Moorcock’s Ukraine is so exotic that it could be one of the alternative universes or extraterrestrial settings he has elsewhere invented. The Ukraine of Heavy Sand, a Soviet novel first published in 1978, reminds one of nothing so much as Ambridge. It is a cosy saga of the shoe-making Ivanovsky family: ‘simple toilers, who didn’t try to solve the world’s problems’. Not only the world’s problems, but the Ukraine’s pass them by unnoticed – there is, for instance, no mention of the Ukrainian nationalist uprising in 1917, which would surely have caught their eye. And although it covers the period from 1909 to 1972, there is no reference to any Soviet leader or any branch of the Soviet police. The Russo-German Pact is mentioned fleetingly, but the narrator (a figure as reliable and simple as Pyat is devious) opines that its real purpose was to bring pressure on the Germans to cease their ‘anti-semitic antics’. Although they are Jews, the lvanovskys experience not the slightest persecution from their compatriots. It is only when the Germans invade that they suffer. While the narrator is fighting at the Front, his family lead a ghetto uprising and are tortured and exterminated. ‘Long live their memory! Eternal glory to those brave sons and daughters of the Byelorussian nation,’ conclude the narrator.

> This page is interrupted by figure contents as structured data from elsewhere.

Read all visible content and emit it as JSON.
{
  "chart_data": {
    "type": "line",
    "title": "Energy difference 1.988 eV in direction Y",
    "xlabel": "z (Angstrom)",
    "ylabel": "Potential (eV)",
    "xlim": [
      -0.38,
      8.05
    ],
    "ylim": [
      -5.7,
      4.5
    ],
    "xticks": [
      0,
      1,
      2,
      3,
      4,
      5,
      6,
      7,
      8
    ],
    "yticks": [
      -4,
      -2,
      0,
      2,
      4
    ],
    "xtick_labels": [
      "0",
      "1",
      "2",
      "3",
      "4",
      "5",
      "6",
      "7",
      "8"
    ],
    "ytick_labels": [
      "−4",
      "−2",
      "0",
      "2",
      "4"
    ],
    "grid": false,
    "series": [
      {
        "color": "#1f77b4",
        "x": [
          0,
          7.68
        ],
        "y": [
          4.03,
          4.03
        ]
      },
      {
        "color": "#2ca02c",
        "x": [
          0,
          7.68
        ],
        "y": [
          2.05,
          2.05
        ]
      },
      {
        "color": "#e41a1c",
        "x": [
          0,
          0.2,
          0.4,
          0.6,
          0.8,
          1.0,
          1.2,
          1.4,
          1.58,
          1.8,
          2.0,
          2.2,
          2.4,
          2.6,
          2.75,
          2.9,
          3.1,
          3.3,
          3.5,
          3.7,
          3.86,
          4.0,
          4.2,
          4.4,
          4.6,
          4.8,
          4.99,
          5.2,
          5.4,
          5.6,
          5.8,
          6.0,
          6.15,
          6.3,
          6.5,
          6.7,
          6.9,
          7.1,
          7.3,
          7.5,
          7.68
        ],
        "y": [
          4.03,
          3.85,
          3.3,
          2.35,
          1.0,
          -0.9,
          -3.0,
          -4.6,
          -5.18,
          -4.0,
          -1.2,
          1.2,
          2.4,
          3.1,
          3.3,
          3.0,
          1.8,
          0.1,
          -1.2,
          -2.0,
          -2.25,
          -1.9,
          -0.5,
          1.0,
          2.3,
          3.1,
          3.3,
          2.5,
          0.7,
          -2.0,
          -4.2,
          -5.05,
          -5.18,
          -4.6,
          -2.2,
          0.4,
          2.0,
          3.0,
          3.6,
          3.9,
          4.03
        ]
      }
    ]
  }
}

What the novel is in effect saying is that the Jewish population is entirely assimilable into the fabric of Russian life and can perform as patriotically as any of the races in the Soviet Union. But admirable as this may be, it’s hard not to resist fiction which has such a palpable design on the reader. Allen Lane, the English publishers of Heavy Sand, tell us that when the novel first appeared in the monthly journal, October, it ‘created such a sensation that copies of the magazine quickly disappeared from bookstalls, and while waiting-lists to read it were compiled at libraries, privately-bound copies of the three instalments went on sale on the black market.’ It’s not the kind of success Michael Moorcock can expect.